How Self-Healing Concrete is Shaking-Up Construction Chains

The supply chain for construction materials could be facing a fundamental shift as self-healing concrete and engineered living materials move closer to commercial reality.
Archaeological findings in 2023 at Pompeii, combined with cutting-edge research at north American universities, suggest that these innovations may transition from laboratory curiosity to supply chain specifications by 2035. For procurement managers, logistics providers and materials distributors, these developments represent both a commercial opportunity and a challenge to existing supply networks.
When Mount Vesuvius erupted in AD 79, construction workers were repairing a house in Pompeii. The site, excavated by international researchers in 2023, preserved completed walls, half-built structures and raw materials in what Admir Masic, an associate professor of civil and environmental engineering at the Massachusetts Institute of Technology, says "literally a time capsule."

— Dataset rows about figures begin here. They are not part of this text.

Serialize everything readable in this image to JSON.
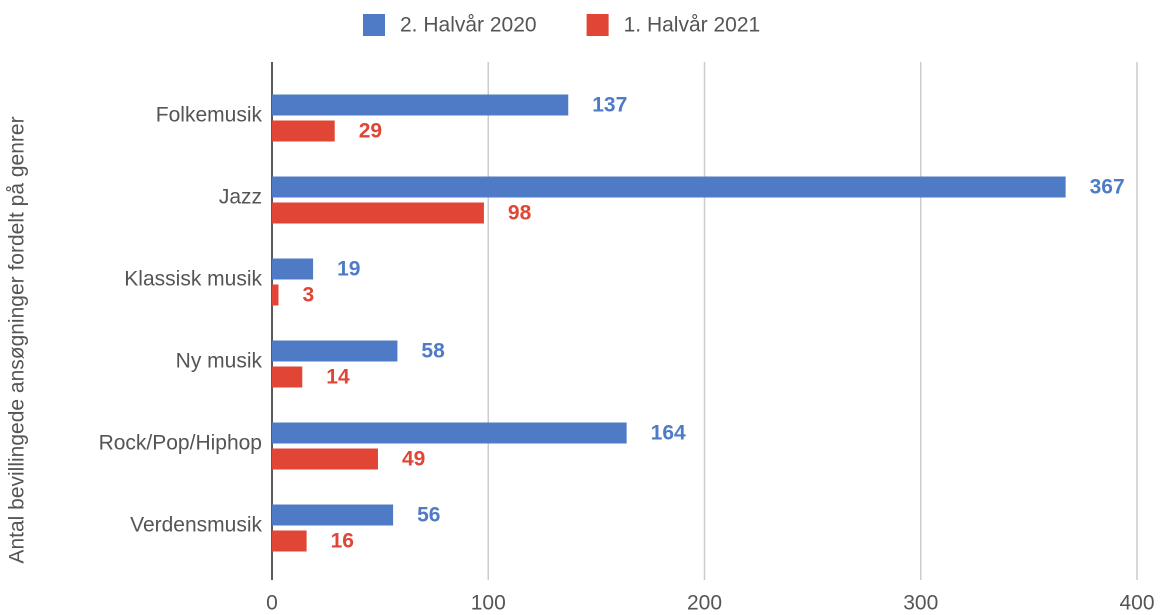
{
  "chart_data": {
    "type": "barh",
    "ylabel": "Antal bevillingede ansøgninger fordelt på genrer",
    "categories": [
      "Folkemusik",
      "Jazz",
      "Klassisk musik",
      "Ny musik",
      "Rock/Pop/Hiphop",
      "Verdensmusik"
    ],
    "series": [
      {
        "name": "2. Halvår 2020",
        "color": "#4f7bc6",
        "values": [
          137,
          367,
          19,
          58,
          164,
          56
        ]
      },
      {
        "name": "1. Halvår 2021",
        "color": "#e04535",
        "values": [
          29,
          98,
          3,
          14,
          49,
          16
        ]
      }
    ],
    "xlim": [
      0,
      400
    ],
    "xticks": [
      0,
      100,
      200,
      300,
      400
    ],
    "grid": true,
    "legend": "top"
  }
}
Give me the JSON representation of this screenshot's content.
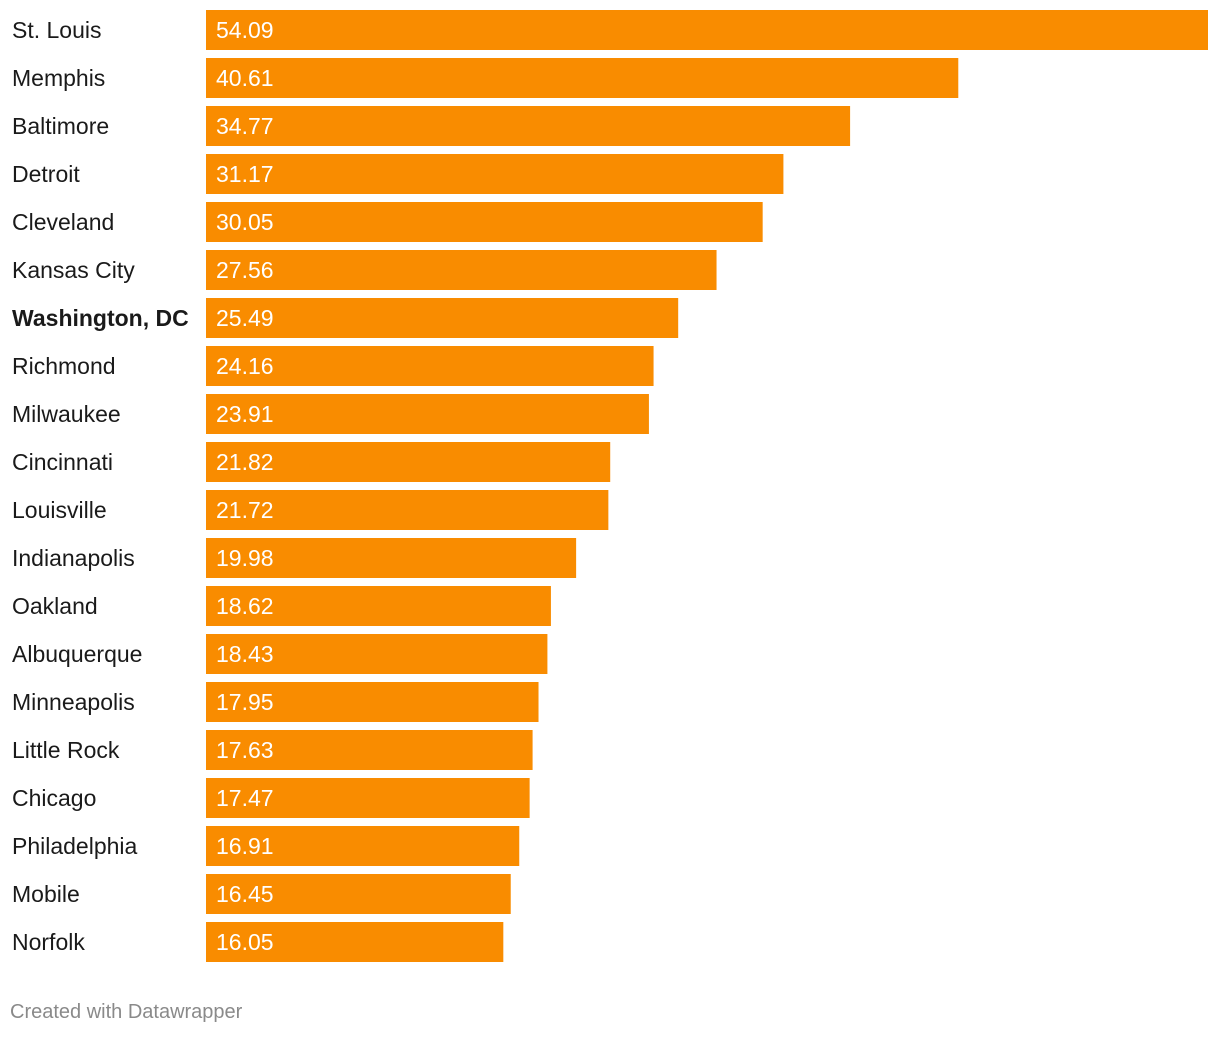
{
  "chart_data": {
    "type": "bar",
    "orientation": "horizontal",
    "title": "",
    "xlabel": "",
    "ylabel": "",
    "categories": [
      "St. Louis",
      "Memphis",
      "Baltimore",
      "Detroit",
      "Cleveland",
      "Kansas City",
      "Washington, DC",
      "Richmond",
      "Milwaukee",
      "Cincinnati",
      "Louisville",
      "Indianapolis",
      "Oakland",
      "Albuquerque",
      "Minneapolis",
      "Little Rock",
      "Chicago",
      "Philadelphia",
      "Mobile",
      "Norfolk"
    ],
    "values": [
      54.09,
      40.61,
      34.77,
      31.17,
      30.05,
      27.56,
      25.49,
      24.16,
      23.91,
      21.82,
      21.72,
      19.98,
      18.62,
      18.43,
      17.95,
      17.63,
      17.47,
      16.91,
      16.45,
      16.05
    ],
    "value_labels": [
      "54.09",
      "40.61",
      "34.77",
      "31.17",
      "30.05",
      "27.56",
      "25.49",
      "24.16",
      "23.91",
      "21.82",
      "21.72",
      "19.98",
      "18.62",
      "18.43",
      "17.95",
      "17.63",
      "17.47",
      "16.91",
      "16.45",
      "16.05"
    ],
    "highlighted_category": "Washington, DC",
    "xlim": [
      0,
      54.09
    ],
    "grid": false,
    "legend": "none",
    "bar_color": "#f98c00"
  },
  "footer": {
    "credit": "Created with Datawrapper"
  }
}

The findings, published in December 2024 in the journal Nature Communications, provide the clearest evidence of mixing processes that ancient Romans used to create concrete capable of lasting more than 2,000 years. For supply chain leaders managing material flows and inventory cycles, the implications could be significant.
Autonomous healing systems emerge
Modern self-healing concrete research has progressed considerably since American researcher Carolyn M. Dry introduced the first concept in the early 1990s. Traditional concrete can mend small cracks when water triggers leftover cement in a process known as autogenous healing, but this approach is slow and limited to narrow fissures.

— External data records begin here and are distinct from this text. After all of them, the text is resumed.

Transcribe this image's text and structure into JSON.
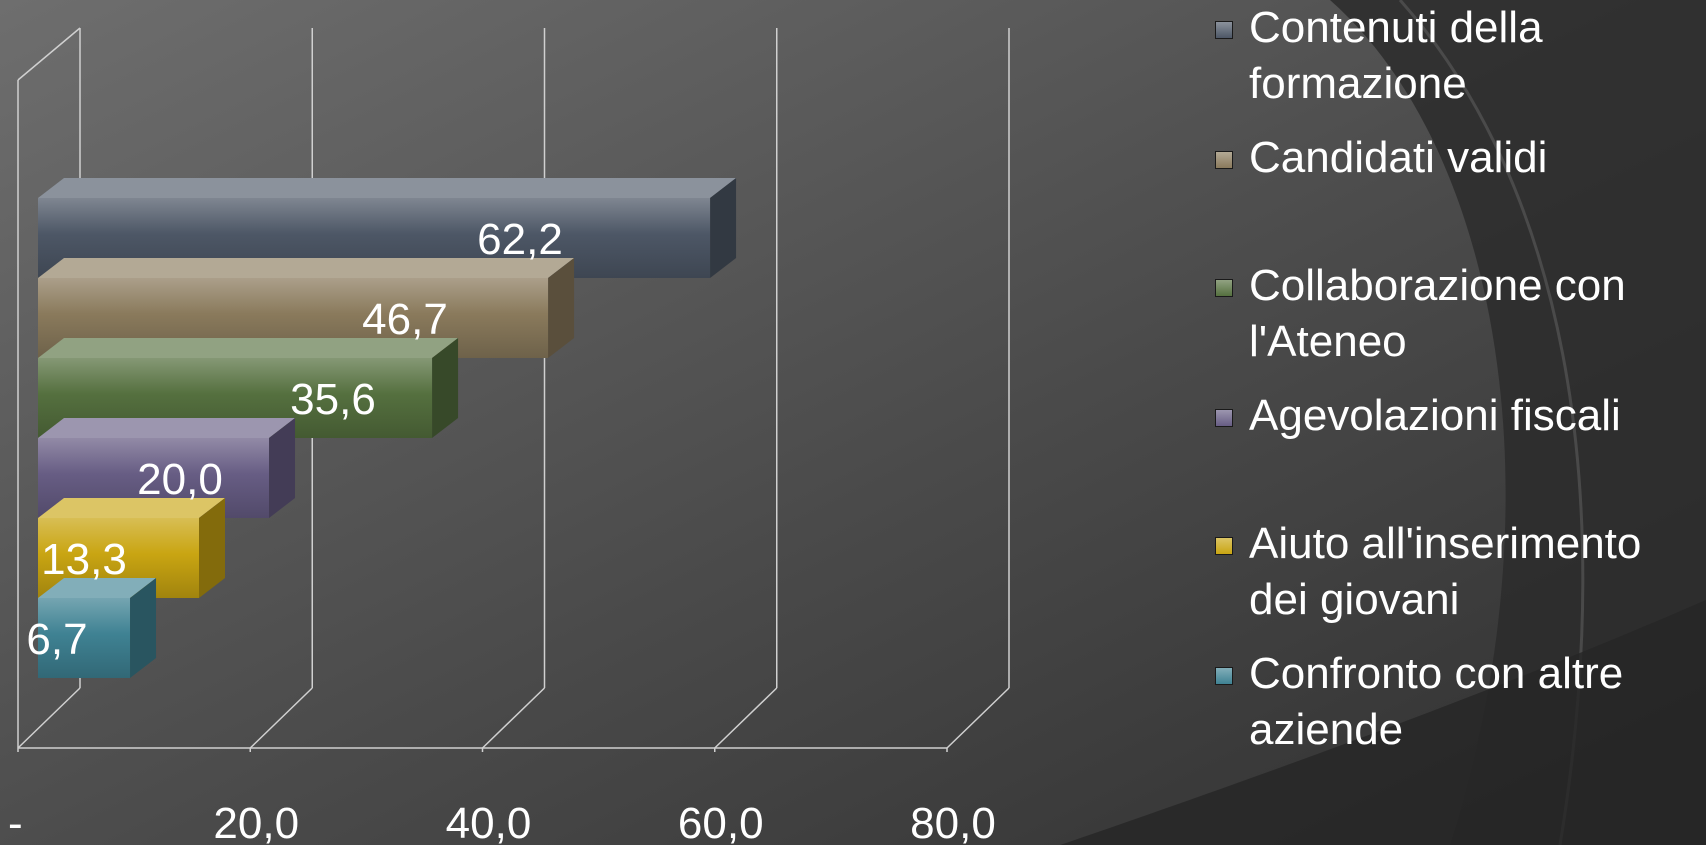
{
  "chart_data": {
    "type": "bar",
    "orientation": "horizontal",
    "style": "3d",
    "title": "",
    "xlabel": "",
    "ylabel": "",
    "xlim": [
      0,
      80
    ],
    "x_ticks": [
      "-",
      "20,0",
      "40,0",
      "60,0",
      "80,0"
    ],
    "x_tick_values": [
      0,
      20,
      40,
      60,
      80
    ],
    "grid": true,
    "legend_position": "right",
    "series": [
      {
        "name": "Contenuti della formazione",
        "value": 62.2,
        "label": "62,2",
        "color": "#4d5766"
      },
      {
        "name": "Candidati validi",
        "value": 46.7,
        "label": "46,7",
        "color": "#8a7a5c"
      },
      {
        "name": "Collaborazione con l'Ateneo",
        "value": 35.6,
        "label": "35,6",
        "color": "#55703f"
      },
      {
        "name": "Agevolazioni fiscali",
        "value": 20.0,
        "label": "20,0",
        "color": "#675d84"
      },
      {
        "name": "Aiuto all'inserimento dei giovani",
        "value": 13.3,
        "label": "13,3",
        "color": "#c9a512"
      },
      {
        "name": "Confronto con altre aziende",
        "value": 6.7,
        "label": "6,7",
        "color": "#3f8293"
      }
    ]
  }
}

This limitation drove researchers to develop autonomous healing systems that could address the costly problem of concrete degradation.
Mouna Reda, post-doctorate fellow, and Samir Chidiac, professor of civil engineering, both at McMaster University, are researching the optimum geometrical and mechanical properties of capsules compatible with surrounding concrete.
"In winter, Canada's roads, bridges, sidewalks and buildings face a familiar problem: cracks caused by large temperature swings," the researchers say.
"These cracks weaken infrastructure and cost millions to repair every year."
The research has explored both biological and chemical mechanisms. In 2006, Dutch microbiologist Hendrik M. Jonkers developed concrete that uses bacteria to heal cracks. When moisture enters a crack, spores activate and produce calcium carbonate through microbiologically induced calcite precipitation, healing cracks up to one millimetre wide.
Chemical-based alternatives, using healing agents like sodium silicate stored in protective mediums such as vascular networks or tiny capsules, can repair larger cracks and work faster than bacteria-based approaches.
Living materials demand distribution innovation
A team at Montana State University has developed an engineered living material that combines mycelium, the root-like threads of fungus, with bacteria that convert chemicals into stone. The study, published on 15 April 2025, demonstrates that this material stays alive for at least a month and could eventually replace portions of conventional concrete in buildings and infrastructure.
The team used the fungus species Neurospora crassa, guiding its mycelium to fill moulds and form porous, bone-like blocks. These fungal structures were soaked in a solution containing urea, calcium and the soil bacterium Sporosarcina pasteurii.
The microbe breaks down urea and forms calcium carbonate, cementing the scaffold into a stiffer structure while both organisms remain alive for at least four weeks. For supply chain managers, the logistics of transporting and storing living materials could require temperature-controlled distribution networks and revised inventory management protocols.
Supply chain transformation implications
The cement industry is estimated to cause around 7 to 8% of global CO₂ emissions, making it a focus for regulatory pressure and client sustainability requirements. For procurement professionals and logistics managers, materials that can be produced near building sites, regrown for repairs or recycled could fundamentally alter sourcing strategies and distribution models.
Supply chain leaders managing material flows in harsh climates may find autonomous healing systems particularly relevant. The capsules being developed at McMaster must survive concrete's harsh mixing conditions while rupturing upon cracking, a technical challenge that will require close collaboration between materials suppliers, distributors and end users to validate throughout the supply chain.
Materials distributors may need to develop new storage protocols and handling procedures, while suppliers could face requirements for entirely new product lines and quality assurance processes. Procurement managers could need to establish relationships with biotechnology suppliers and develop specifications for materials with entirely different shelf-life and storage requirements than conventional concrete.
The construction sector's exposure to these emerging materials is likely to increase as clients seek to reduce whole-life costs and meet increasingly stringent carbon reduction targets.